Heard about that. It's basically like your example of "oiseau" but it happens way more often. In French it might get hard to write a word correctly only by listening to it, but once you have the written text, you can pretty much guess how it is pronounced. In Tibetan, if you don't know a word, you can't guess neither how it's pronounced nor how it's written.

That should be interesting. Any examples, please

Moderator sapiens sapiens
Joined: 05.04.2012
Natur Provence wrote:

other example: le/la tour --> round trip-tour/tower
Le Tour de France/la Tour d'Eiffel

Also happens in Portuguese: o cabeça = the leader/the head (of an organization) vs. a cabeça = the head (part of the body) / o língua = the interpreter vs. a língua = the language.

Editor
Joined: 31.12.2013

Don't get me started on the English spelling system or its phonology... it is a nightmare. In Europe, English speaking children are the one who need the most time to master reading and writing. No surprise. Even young French speakers have it easier apparently.

Concerning Tibetan and its writing/spelling system, here is a very interesting video according to which Tibetan may have the most difficult spelling system: https://www.youtube.com/watch?v=btn0-Vce5ug

Senior Member LoupSolo
Joined: 13.11.2018

Thanks for the link. I'll check it out.

Super Member
Joined: 01.07.2018

Le mousse (ship's boy) # la mousse (foam)
Le voile (veil) # la voile (sail)
Le moule (mould) # la moule (mussel)
Le mode (mode, method) # la mode (fashion)
Le crêpe (crêpe) # la crêpe (pancake)
Le manche (handle) # la manche (sleeve)... (or : la Manche, the Channel)

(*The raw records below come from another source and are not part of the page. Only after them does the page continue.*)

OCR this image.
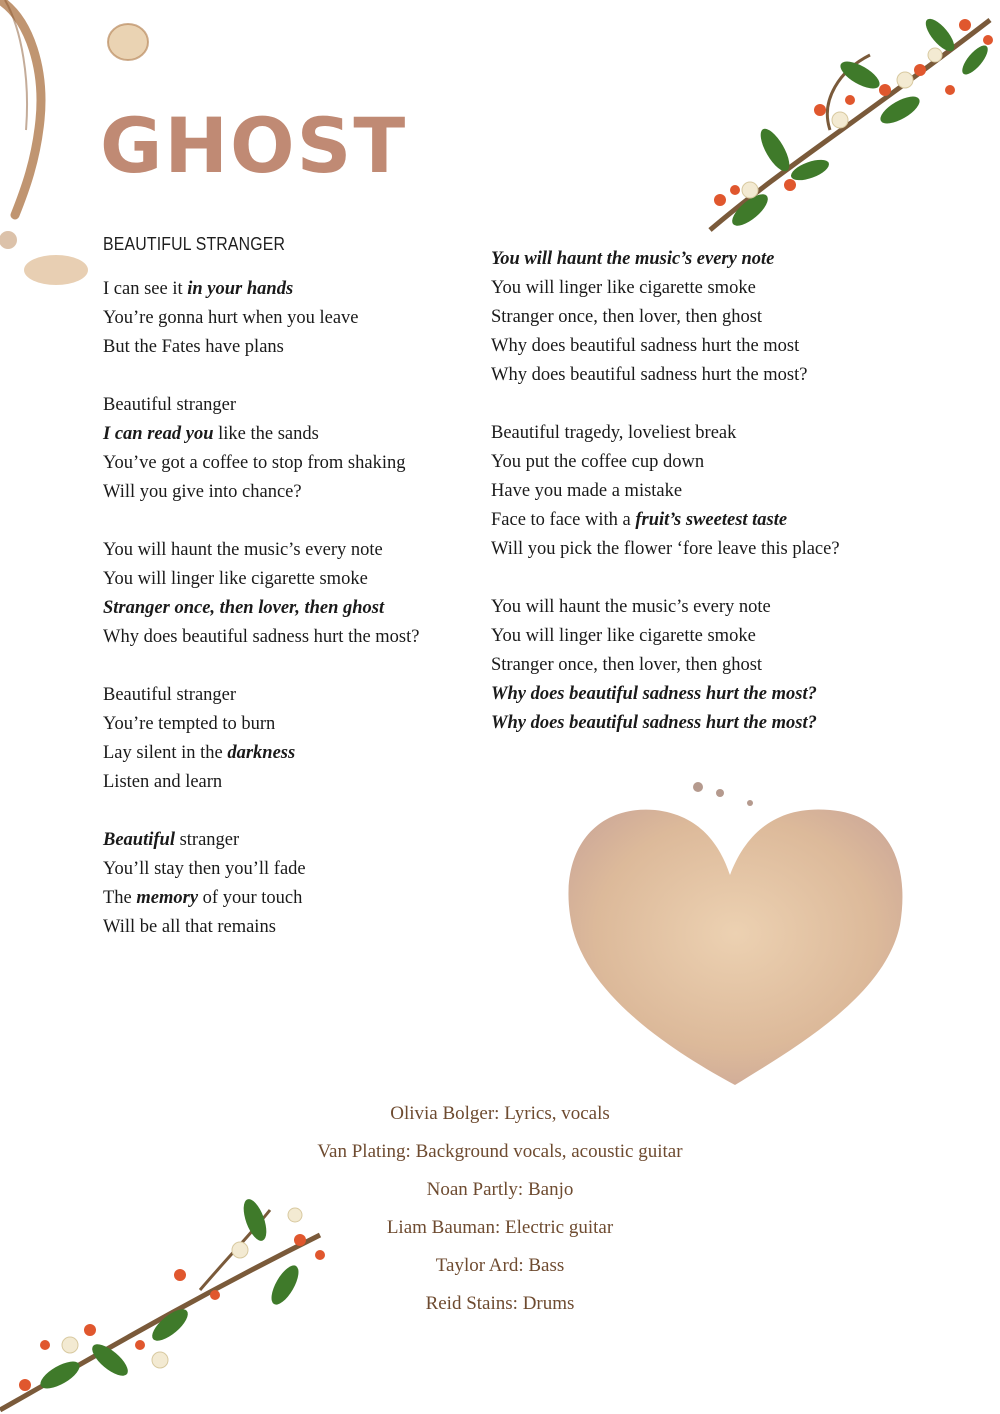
GHOST
BEAUTIFUL STRANGER
I can see it in your hands
You’re gonna hurt when you leave
But the Fates have plans
Beautiful stranger
I can read you like the sands
You’ve got a coffee to stop from shaking
Will you give into chance?
You will haunt the music’s every note
You will linger like cigarette smoke
Stranger once, then lover, then ghost
Why does beautiful sadness hurt the most?
Beautiful stranger
You’re tempted to burn
Lay silent in the darkness
Listen and learn
Beautiful stranger
You’ll stay then you’ll fade
The memory of your touch
Will be all that remains
You will haunt the music’s every note
You will linger like cigarette smoke
Stranger once, then lover, then ghost
Why does beautiful sadness hurt the most
Why does beautiful sadness hurt the most?
Beautiful tragedy, loveliest break
You put the coffee cup down
Have you made a mistake
Face to face with a fruit’s sweetest taste
Will you pick the flower ‘fore leave this place?
You will haunt the music’s every note
You will linger like cigarette smoke
Stranger once, then lover, then ghost
Why does beautiful sadness hurt the most?
Why does beautiful sadness hurt the most?
Olivia Bolger: Lyrics, vocals
Van Plating: Background vocals, acoustic guitar
Noan Partly: Banjo
Liam Bauman: Electric guitar
Taylor Ard: Bass
Reid Stains: Drums
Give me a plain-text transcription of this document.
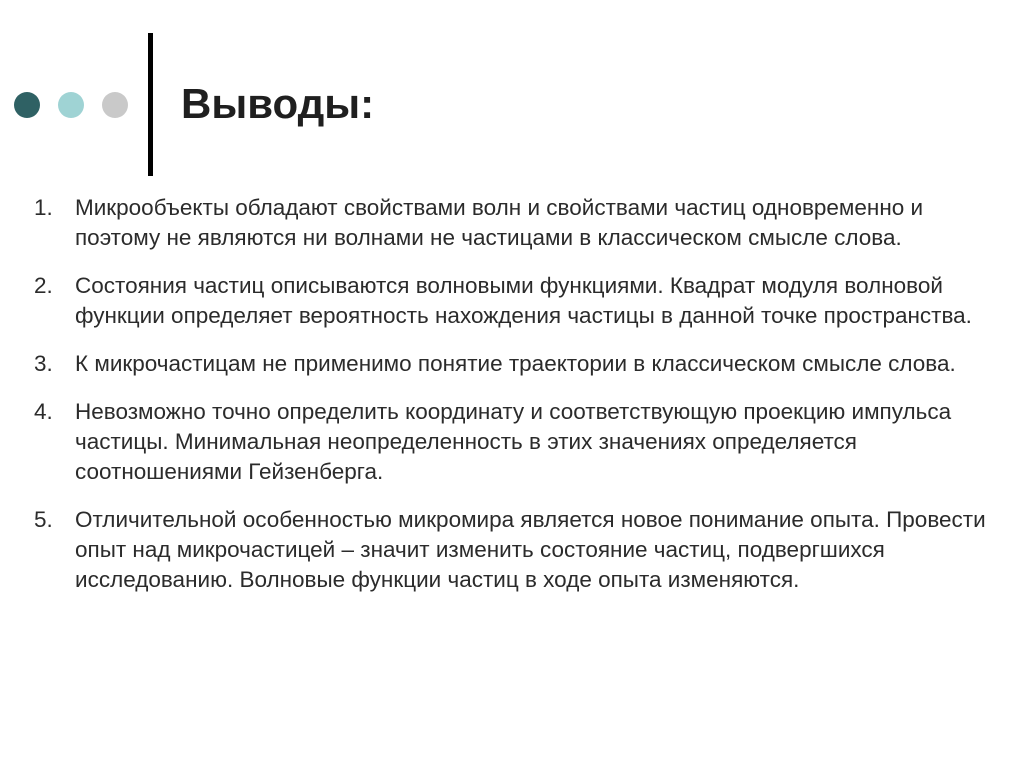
Выводы:
1. Микрообъекты обладают свойствами волн и свойствами частиц одновременно и поэтому не являются ни волнами не частицами в классическом смысле слова.
2. Состояния частиц описываются волновыми функциями. Квадрат модуля волновой функции определяет вероятность нахождения частицы в данной точке пространства.
3. К микрочастицам не применимо понятие траектории в классическом смысле слова.
4. Невозможно точно определить координату и соответствующую проекцию импульса частицы. Минимальная неопределенность в этих значениях определяется соотношениями Гейзенберга.
5. Отличительной особенностью микромира является новое понимание опыта. Провести опыт над микрочастицей – значит изменить состояние частиц, подвергшихся исследованию. Волновые функции частиц в ходе опыта изменяются.
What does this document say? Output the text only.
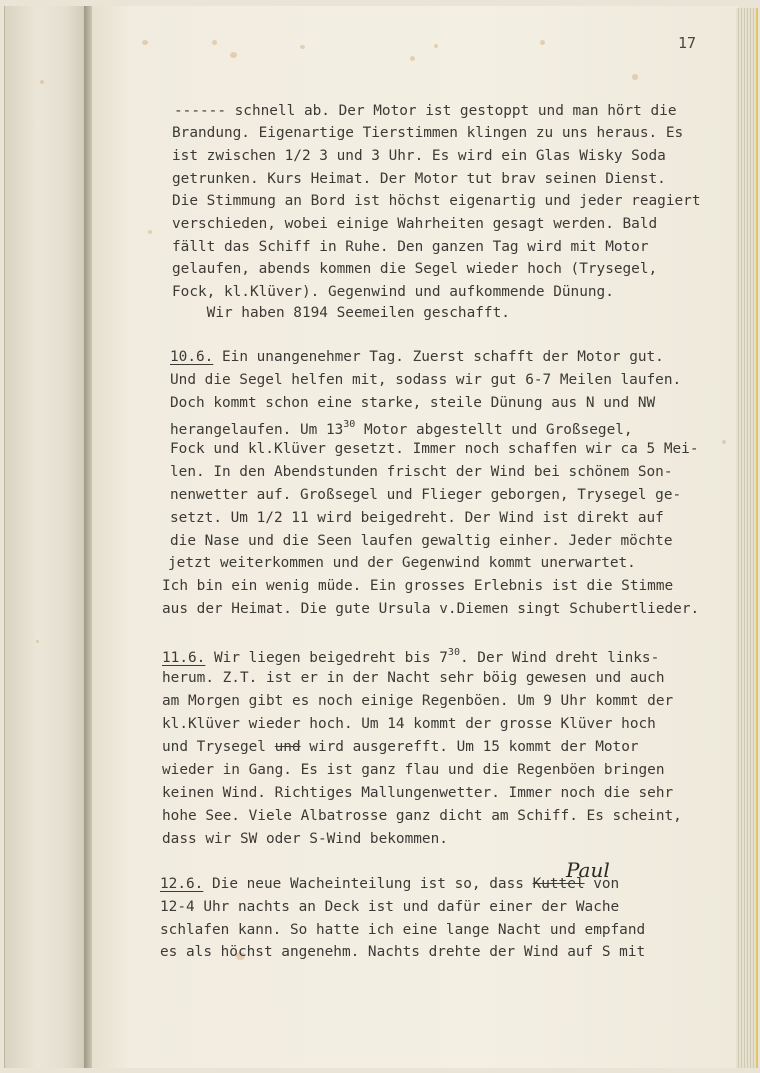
17
------ schnell ab. Der Motor ist gestoppt und man hört die
Brandung. Eigenartige Tierstimmen klingen zu uns heraus. Es
ist zwischen 1/2 3 und 3 Uhr. Es wird ein Glas Wisky Soda
getrunken. Kurs Heimat. Der Motor tut brav seinen Dienst.
Die Stimmung an Bord ist höchst eigenartig und jeder reagiert
verschieden, wobei einige Wahrheiten gesagt werden. Bald
fällt das Schiff in Ruhe. Den ganzen Tag wird mit Motor
gelaufen, abends kommen die Segel wieder hoch (Trysegel,
Fock, kl.Klüver). Gegenwind und aufkommende Dünung.
Wir haben 8194 Seemeilen geschafft.
10.6. Ein unangenehmer Tag. Zuerst schafft der Motor gut.
Und die Segel helfen mit, sodass wir gut 6-7 Meilen laufen.
Doch kommt schon eine starke, steile Dünung aus N und NW
herangelaufen. Um $13^{30}$ Motor abgestellt und Großsegel,
Fock und kl.Klüver gesetzt. Immer noch schaffen wir ca 5 Mei-
len. In den Abendstunden frischt der Wind bei schönem Son-
nenwetter auf. Großsegel und Flieger geborgen, Trysegel ge-
setzt. Um 1/2 11 wird beigedreht. Der Wind ist direkt auf
die Nase und die Seen laufen gewaltig einher. Jeder möchte
jetzt weiterkommen und der Gegenwind kommt unerwartet.
Ich bin ein wenig müde. Ein grosses Erlebnis ist die Stimme
aus der Heimat. Die gute Ursula v.Diemen singt Schubertlieder.
11.6. Wir liegen beigedreht bis $7^{30}$. Der Wind dreht links-
herum. Z.T. ist er in der Nacht sehr böig gewesen und auch
am Morgen gibt es noch einige Regenböen. Um 9 Uhr kommt der
kl.Klüver wieder hoch. Um 14 kommt der grosse Klüver hoch
und Trysegel und wird ausgerefft. Um 15 kommt der Motor
wieder in Gang. Es ist ganz flau und die Regenböen bringen
keinen Wind. Richtiges Mallungenwetter. Immer noch die sehr
hohe See. Viele Albatrosse ganz dicht am Schiff. Es scheint,
dass wir SW oder S-Wind bekommen.
Paul
12.6. Die neue Wacheinteilung ist so, dass Kuttel von
12-4 Uhr nachts an Deck ist und dafür einer der Wache
schlafen kann. So hatte ich eine lange Nacht und empfand
es als höchst angenehm. Nachts drehte der Wind auf S mit
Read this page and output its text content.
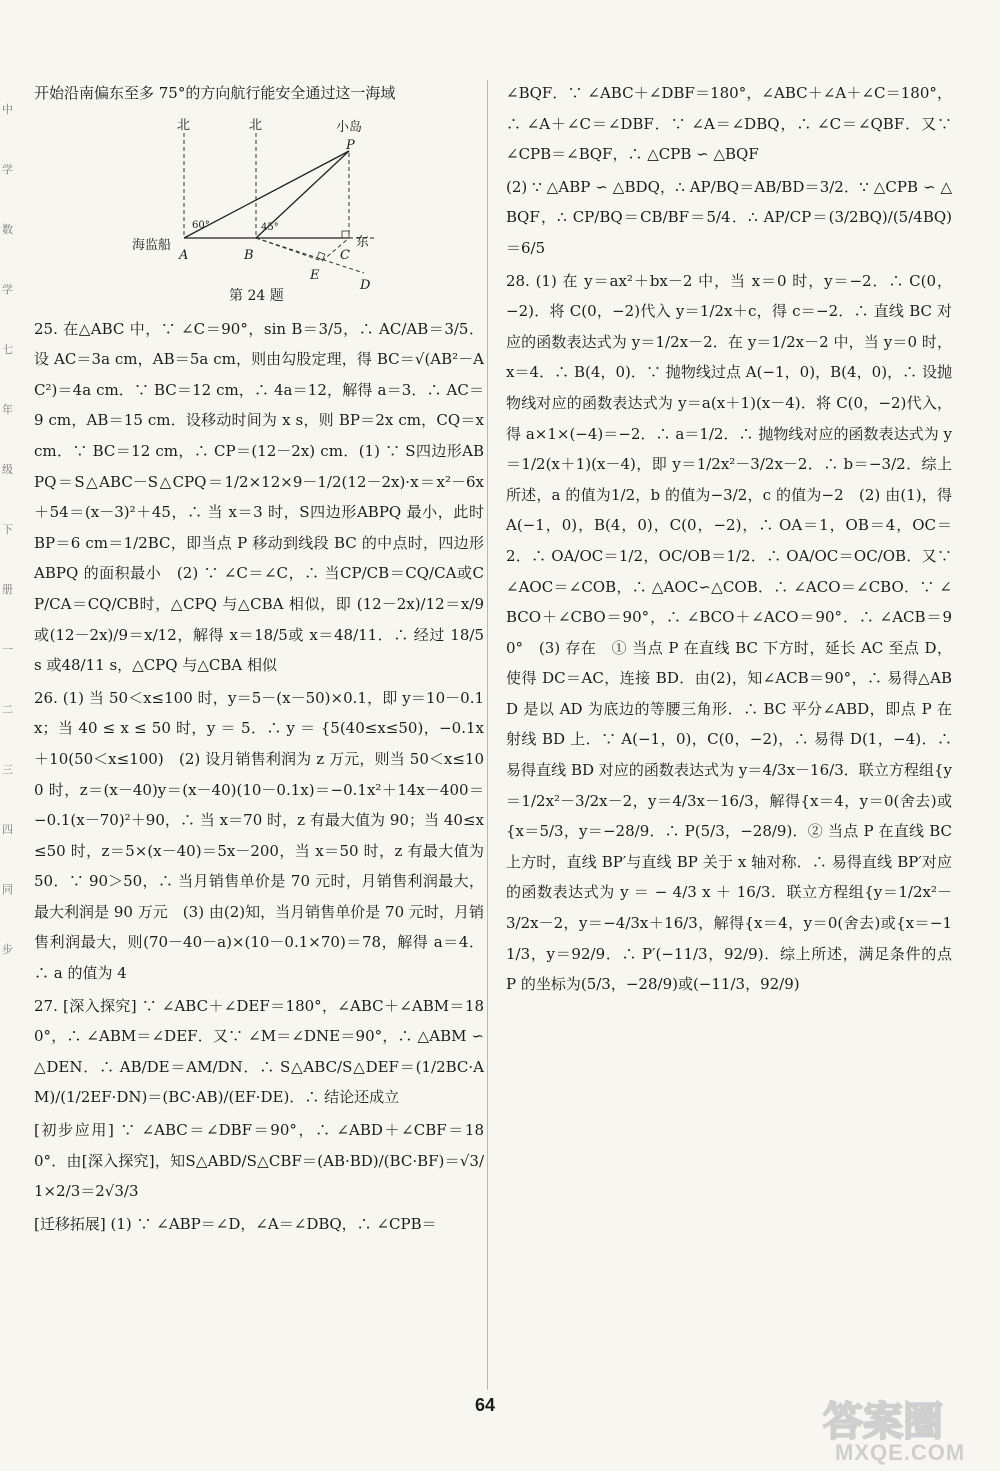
中
学
数
学
七
年
级
下
册
一
二
三
四
同
步

开始沿南偏东至多 75°的方向航行能安全通过这一海域

北	北	小岛
P
60°	45°
海监船
A	B	C
东
E
D
第 24 题

25. 在△ABC 中，∵ ∠C＝90°，sin B＝3/5，∴ AC/AB＝3/5．设 AC＝3a cm，AB＝5a cm，则由勾股定理，得 BC＝√(AB²－AC²)＝4a cm．∵ BC＝12 cm，∴ 4a＝12，解得 a＝3．∴ AC＝9 cm，AB＝15 cm．设移动时间为 x s，则 BP＝2x cm，CQ＝x cm．∵ BC＝12 cm，∴ CP＝(12－2x) cm．(1) ∵ S四边形ABPQ＝S△ABC－S△CPQ＝1/2×12×9－1/2(12－2x)·x＝x²－6x＋54＝(x－3)²＋45，∴ 当 x＝3 时，S四边形ABPQ 最小，此时 BP＝6 cm＝1/2BC，即当点 P 移动到线段 BC 的中点时，四边形 ABPQ 的面积最小　(2) ∵ ∠C＝∠C，∴ 当CP/CB＝CQ/CA或CP/CA＝CQ/CB时，△CPQ 与△CBA 相似，即 (12－2x)/12＝x/9或(12－2x)/9＝x/12，解得 x＝18/5或 x＝48/11．∴ 经过 18/5 s 或48/11 s，△CPQ 与△CBA 相似

26. (1) 当 50＜x≤100 时，y＝5－(x－50)×0.1，即 y＝10－0.1x；当 40 ≤ x ≤ 50 时，y ＝ 5．∴ y ＝ {5(40≤x≤50)，−0.1x＋10(50＜x≤100)　(2) 设月销售利润为 z 万元，则当 50＜x≤100 时，z＝(x－40)y＝(x－40)(10－0.1x)＝−0.1x²＋14x－400＝−0.1(x－70)²＋90，∴ 当 x＝70 时，z 有最大值为 90；当 40≤x≤50 时，z＝5×(x－40)＝5x－200，当 x＝50 时，z 有最大值为 50．∵ 90＞50，∴ 当月销售单价是 70 元时，月销售利润最大，最大利润是 90 万元　(3) 由(2)知，当月销售单价是 70 元时，月销售利润最大，则(70－40－a)×(10－0.1×70)＝78，解得 a＝4．∴ a 的值为 4

27. [深入探究] ∵ ∠ABC＋∠DEF＝180°，∠ABC＋∠ABM＝180°，∴ ∠ABM＝∠DEF．又∵ ∠M＝∠DNE＝90°，∴ △ABM ∽ △DEN．∴ AB/DE＝AM/DN．∴ S△ABC/S△DEF＝(1/2BC·AM)/(1/2EF·DN)＝(BC·AB)/(EF·DE)．∴ 结论还成立

[初步应用] ∵ ∠ABC＝∠DBF＝90°，∴ ∠ABD＋∠CBF＝180°．由[深入探究]，知S△ABD/S△CBF＝(AB·BD)/(BC·BF)＝√3/1×2/3＝2√3/3

[迁移拓展] (1) ∵ ∠ABP＝∠D，∠A＝∠DBQ，∴ ∠CPB＝

∠BQF．∵ ∠ABC＋∠DBF＝180°，∠ABC＋∠A＋∠C＝180°，∴ ∠A＋∠C＝∠DBF．∵ ∠A＝∠DBQ，∴ ∠C＝∠QBF．又∵ ∠CPB＝∠BQF，∴ △CPB ∽ △BQF

(2) ∵ △ABP ∽ △BDQ，∴ AP/BQ＝AB/BD＝3/2．∵ △CPB ∽ △BQF，∴ CP/BQ＝CB/BF＝5/4．∴ AP/CP＝(3/2BQ)/(5/4BQ)＝6/5

28. (1) 在 y＝ax²＋bx－2 中，当 x＝0 时，y＝−2．∴ C(0，−2)．将 C(0，−2)代入 y＝1/2x＋c，得 c＝−2．∴ 直线 BC 对应的函数表达式为 y＝1/2x－2．在 y＝1/2x－2 中，当 y＝0 时，x＝4．∴ B(4，0)．∵ 抛物线过点 A(−1，0)，B(4，0)，∴ 设抛物线对应的函数表达式为 y＝a(x＋1)(x－4)．将 C(0，−2)代入，得 a×1×(−4)＝−2．∴ a＝1/2．∴ 抛物线对应的函数表达式为 y＝1/2(x＋1)(x－4)，即 y＝1/2x²－3/2x－2．∴ b＝−3/2．综上所述，a 的值为1/2，b 的值为−3/2，c 的值为−2　(2) 由(1)，得 A(−1，0)，B(4，0)，C(0，−2)，∴ OA＝1，OB＝4，OC＝2．∴ OA/OC＝1/2，OC/OB＝1/2．∴ OA/OC＝OC/OB．又∵ ∠AOC＝∠COB，∴ △AOC∽△COB．∴ ∠ACO＝∠CBO．∵ ∠BCO＋∠CBO＝90°，∴ ∠BCO＋∠ACO＝90°．∴ ∠ACB＝90°　(3) 存在　① 当点 P 在直线 BC 下方时，延长 AC 至点 D，使得 DC＝AC，连接 BD．由(2)，知∠ACB＝90°，∴ 易得△ABD 是以 AD 为底边的等腰三角形．∴ BC 平分∠ABD，即点 P 在射线 BD 上．∵ A(−1，0)，C(0，−2)，∴ 易得 D(1，−4)．∴ 易得直线 BD 对应的函数表达式为 y＝4/3x－16/3．联立方程组{y＝1/2x²－3/2x－2，y＝4/3x－16/3，解得{x＝4，y＝0(舍去)或{x＝5/3，y＝−28/9．∴ P(5/3，−28/9)．② 当点 P 在直线 BC 上方时，直线 BP′与直线 BP 关于 x 轴对称．∴ 易得直线 BP′对应的函数表达式为 y ＝ − 4/3 x ＋ 16/3．联立方程组{y＝1/2x²－3/2x－2，y＝−4/3x＋16/3，解得{x＝4，y＝0(舍去)或{x＝−11/3，y＝92/9．∴ P′(−11/3，92/9)．综上所述，满足条件的点 P 的坐标为(5/3，−28/9)或(−11/3，92/9)

64	答案圈
MXQE.COM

This was an old joke about W.W.2 : in the restaurants, the French servants obligingly used to help the German officers with their coat, saying :
- Voulez-vous que je vous aide à passer la manche ?
(May I help you slipping your sleeve on? or : crossing the Channel)
(This is very likely a legend).

Editor
Joined: 31.12.2013

Sorry if this is a little bit late, but I have found an analogy to grammatical genders for English speakers.
People who speak a language with grammatical genders for nouns know the right gender for every noun just like an English speaker know that the noun ‘record’ has its stress on the first syllable and the verb ‘to record’ has its stress on the second syllable.
How do they know? Do they make mistakes sometimes?
Well, it’s the same thing as for grammatical genders in French or Spanish, one just knows / has learnt it.